There is literally no regulation of medical apps available through Google Play Store or Apple iTunes by any authority for the accuracy, veracity or reliability of the information and data that they provide. Each comes with its own standard that disavows any liability for the information provided.
In fact, some apps that offer basic diagnoses have been described as 'really bad doctors' for the consistency with which they provide inaccurate or completely wrong answers. A minor misdiagnosis may be easily rectified but the potential for serious complications arises when chronic diseases come into play. This was made abundantly clear when an analysis was made of insulin dose calculation apps that were used by both clinics and patients. Results showed that they were seriously flawed, and that they contributed to abnormal insulin dosages in countless patients. Because there is no regulatory authority to control their use, they might very well be continuing to do so right now.
Another app available for Apple devices claims to be able to calculate blood pressure using a smartphone's camera and microphone. However, researchers assert that there is no evidence to support the app creators' claims that the readings will be accurate.

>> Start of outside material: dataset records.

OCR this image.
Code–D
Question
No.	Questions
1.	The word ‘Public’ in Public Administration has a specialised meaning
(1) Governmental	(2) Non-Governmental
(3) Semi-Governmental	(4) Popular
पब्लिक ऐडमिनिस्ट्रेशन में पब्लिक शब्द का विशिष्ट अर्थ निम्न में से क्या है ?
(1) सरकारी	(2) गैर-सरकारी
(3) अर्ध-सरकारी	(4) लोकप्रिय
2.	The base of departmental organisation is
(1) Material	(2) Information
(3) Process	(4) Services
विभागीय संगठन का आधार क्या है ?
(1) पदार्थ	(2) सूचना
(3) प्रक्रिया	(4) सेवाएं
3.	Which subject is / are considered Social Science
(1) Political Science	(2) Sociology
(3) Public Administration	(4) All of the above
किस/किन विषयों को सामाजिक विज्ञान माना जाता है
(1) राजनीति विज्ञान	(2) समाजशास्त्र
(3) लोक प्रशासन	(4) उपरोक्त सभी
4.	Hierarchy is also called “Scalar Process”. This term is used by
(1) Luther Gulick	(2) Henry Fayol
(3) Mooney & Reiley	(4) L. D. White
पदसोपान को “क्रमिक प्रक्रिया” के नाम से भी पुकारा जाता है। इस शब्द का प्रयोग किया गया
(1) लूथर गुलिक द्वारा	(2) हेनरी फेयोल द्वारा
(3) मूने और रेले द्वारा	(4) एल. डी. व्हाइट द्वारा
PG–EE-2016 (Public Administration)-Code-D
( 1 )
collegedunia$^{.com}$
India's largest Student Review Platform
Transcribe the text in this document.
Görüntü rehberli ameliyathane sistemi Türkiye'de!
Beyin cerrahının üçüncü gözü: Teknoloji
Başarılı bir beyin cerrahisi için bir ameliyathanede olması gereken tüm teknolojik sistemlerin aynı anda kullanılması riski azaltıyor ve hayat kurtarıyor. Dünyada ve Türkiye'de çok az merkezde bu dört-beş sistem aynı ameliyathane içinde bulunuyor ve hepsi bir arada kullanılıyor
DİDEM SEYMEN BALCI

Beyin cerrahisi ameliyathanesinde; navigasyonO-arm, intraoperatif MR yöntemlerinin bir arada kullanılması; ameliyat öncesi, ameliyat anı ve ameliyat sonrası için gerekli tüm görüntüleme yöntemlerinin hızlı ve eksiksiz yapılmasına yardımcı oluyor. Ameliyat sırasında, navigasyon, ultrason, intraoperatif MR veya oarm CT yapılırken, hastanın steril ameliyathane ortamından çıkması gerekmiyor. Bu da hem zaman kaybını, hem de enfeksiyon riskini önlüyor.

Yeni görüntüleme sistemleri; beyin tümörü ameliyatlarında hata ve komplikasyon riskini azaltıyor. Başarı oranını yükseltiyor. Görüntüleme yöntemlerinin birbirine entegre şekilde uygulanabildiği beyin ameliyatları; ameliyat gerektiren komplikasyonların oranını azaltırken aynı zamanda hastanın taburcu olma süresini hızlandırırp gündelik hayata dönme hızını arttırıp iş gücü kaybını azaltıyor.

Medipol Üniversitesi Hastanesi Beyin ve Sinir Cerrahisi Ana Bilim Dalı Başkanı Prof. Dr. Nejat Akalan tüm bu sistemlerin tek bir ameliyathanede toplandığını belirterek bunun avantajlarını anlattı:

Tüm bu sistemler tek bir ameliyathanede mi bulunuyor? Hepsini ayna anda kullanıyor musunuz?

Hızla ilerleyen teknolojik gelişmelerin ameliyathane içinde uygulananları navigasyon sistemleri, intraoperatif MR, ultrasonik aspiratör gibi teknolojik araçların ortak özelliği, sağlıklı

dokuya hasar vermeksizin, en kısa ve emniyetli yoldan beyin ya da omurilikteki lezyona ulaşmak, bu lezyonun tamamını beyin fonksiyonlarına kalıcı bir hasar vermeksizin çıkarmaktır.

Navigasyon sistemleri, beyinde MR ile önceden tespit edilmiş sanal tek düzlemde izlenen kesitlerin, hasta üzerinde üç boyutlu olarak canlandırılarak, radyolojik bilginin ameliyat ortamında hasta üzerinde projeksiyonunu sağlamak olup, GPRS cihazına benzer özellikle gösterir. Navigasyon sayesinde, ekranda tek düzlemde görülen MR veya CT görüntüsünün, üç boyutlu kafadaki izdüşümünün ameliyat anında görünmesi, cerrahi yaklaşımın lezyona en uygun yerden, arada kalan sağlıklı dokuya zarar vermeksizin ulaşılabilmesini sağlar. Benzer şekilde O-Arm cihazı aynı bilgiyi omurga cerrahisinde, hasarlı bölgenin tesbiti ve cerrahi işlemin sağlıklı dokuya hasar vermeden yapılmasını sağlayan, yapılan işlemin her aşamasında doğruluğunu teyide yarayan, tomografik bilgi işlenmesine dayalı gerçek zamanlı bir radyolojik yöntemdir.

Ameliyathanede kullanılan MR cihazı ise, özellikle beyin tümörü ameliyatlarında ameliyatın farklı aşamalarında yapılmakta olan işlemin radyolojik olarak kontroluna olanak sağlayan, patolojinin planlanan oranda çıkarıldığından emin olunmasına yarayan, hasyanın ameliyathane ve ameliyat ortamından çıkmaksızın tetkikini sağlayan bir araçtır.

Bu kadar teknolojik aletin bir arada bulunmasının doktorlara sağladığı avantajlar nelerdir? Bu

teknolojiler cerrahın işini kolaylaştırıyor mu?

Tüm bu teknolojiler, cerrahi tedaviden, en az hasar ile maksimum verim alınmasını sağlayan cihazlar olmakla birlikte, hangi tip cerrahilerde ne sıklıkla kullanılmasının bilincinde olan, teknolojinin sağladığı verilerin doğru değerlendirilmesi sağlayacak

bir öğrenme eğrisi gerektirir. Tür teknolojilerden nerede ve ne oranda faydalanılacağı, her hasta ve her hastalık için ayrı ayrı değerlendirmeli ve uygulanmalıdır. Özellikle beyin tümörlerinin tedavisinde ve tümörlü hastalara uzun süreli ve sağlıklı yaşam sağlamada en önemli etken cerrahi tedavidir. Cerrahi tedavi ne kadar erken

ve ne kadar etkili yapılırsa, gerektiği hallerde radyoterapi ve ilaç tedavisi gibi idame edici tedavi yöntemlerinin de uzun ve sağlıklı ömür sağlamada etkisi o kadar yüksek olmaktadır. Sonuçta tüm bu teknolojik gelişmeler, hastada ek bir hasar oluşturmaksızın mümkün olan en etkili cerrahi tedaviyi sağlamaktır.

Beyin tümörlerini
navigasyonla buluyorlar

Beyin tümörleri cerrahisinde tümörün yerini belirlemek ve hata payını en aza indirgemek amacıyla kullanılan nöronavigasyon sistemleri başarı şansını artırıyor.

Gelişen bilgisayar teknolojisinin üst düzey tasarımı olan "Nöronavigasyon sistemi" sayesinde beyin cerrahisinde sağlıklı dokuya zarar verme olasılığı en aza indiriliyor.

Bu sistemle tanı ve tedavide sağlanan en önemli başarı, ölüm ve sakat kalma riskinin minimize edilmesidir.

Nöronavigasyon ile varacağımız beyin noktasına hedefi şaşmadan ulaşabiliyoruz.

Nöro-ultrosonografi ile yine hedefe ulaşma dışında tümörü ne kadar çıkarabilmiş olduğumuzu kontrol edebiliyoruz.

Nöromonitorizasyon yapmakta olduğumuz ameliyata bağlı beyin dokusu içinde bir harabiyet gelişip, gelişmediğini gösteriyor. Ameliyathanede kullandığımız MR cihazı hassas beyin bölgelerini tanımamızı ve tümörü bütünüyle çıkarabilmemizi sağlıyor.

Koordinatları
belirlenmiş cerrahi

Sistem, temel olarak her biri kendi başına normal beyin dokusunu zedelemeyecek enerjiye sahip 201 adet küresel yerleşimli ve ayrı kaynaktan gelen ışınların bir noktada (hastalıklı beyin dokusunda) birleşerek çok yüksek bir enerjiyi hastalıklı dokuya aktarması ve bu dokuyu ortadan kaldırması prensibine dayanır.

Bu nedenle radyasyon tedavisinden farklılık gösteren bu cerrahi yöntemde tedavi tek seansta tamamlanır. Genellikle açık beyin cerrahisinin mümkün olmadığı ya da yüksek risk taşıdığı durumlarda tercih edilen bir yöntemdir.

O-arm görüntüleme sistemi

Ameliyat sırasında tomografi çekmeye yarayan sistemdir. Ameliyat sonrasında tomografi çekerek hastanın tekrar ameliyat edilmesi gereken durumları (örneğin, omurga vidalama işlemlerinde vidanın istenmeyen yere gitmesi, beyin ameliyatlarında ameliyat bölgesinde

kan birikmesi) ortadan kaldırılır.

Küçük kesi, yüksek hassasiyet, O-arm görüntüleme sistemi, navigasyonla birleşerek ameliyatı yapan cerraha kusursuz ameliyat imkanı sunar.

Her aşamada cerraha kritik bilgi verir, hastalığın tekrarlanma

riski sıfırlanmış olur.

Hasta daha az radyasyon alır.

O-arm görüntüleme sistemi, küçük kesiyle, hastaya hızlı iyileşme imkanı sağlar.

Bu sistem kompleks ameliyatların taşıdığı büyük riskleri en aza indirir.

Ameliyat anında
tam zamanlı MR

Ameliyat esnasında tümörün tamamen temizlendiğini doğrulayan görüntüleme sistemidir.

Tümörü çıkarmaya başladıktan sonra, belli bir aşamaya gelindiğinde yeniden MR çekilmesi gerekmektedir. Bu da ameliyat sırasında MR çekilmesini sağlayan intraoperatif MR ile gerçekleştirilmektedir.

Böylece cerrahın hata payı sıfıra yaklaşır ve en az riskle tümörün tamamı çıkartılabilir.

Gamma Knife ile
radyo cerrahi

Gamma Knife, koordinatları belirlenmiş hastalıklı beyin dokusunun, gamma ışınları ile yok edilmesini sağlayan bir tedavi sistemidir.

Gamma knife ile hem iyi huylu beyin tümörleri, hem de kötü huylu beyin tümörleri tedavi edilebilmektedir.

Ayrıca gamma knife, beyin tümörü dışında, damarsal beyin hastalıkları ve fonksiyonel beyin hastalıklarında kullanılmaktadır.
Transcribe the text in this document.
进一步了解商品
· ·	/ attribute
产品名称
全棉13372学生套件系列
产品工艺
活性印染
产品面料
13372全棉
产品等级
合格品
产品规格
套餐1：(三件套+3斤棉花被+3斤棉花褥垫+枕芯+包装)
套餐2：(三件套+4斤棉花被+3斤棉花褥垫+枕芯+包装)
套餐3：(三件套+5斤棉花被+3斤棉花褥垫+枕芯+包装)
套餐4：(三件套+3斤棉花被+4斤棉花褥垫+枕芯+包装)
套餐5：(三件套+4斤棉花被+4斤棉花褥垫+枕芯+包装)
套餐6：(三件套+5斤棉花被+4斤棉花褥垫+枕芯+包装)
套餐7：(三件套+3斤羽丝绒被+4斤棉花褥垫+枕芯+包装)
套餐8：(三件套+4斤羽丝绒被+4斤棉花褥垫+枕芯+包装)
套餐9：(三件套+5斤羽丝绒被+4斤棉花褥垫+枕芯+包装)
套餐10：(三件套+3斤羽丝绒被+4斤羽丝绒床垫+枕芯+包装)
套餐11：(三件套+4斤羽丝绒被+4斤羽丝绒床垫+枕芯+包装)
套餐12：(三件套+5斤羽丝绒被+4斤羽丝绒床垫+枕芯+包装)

One more app that came under criticism was created for depression and mental disorder patients to help log their moods. Doctors were disappointed that even when a user listed their mood at the worst levels, the app did not offer even basic advice like calling a helpline.
Still, doctors aren't completely dismissive of the entire medical app craze. It has been shown that patients that are more deeply involved in their own treatments tend to fare better. They recommend that patients download apps released by reliable medical institutions, check that it is regularly updated and consult with their GP about its features and limitations before using them.
There are also signs of amateur apps that should raise red flags for an app user. The most obvious are frequent, large and obtrusive ads. Also, the absence of the name of a specific medical authority or institution named as the author, contributor or creator is a serious flaw of a medical app.
There will always be more medical apps claiming to do useful things to get you to download them. Choose wisely between them and do not rely on them solely to make decisions pertaining to your health and well-being.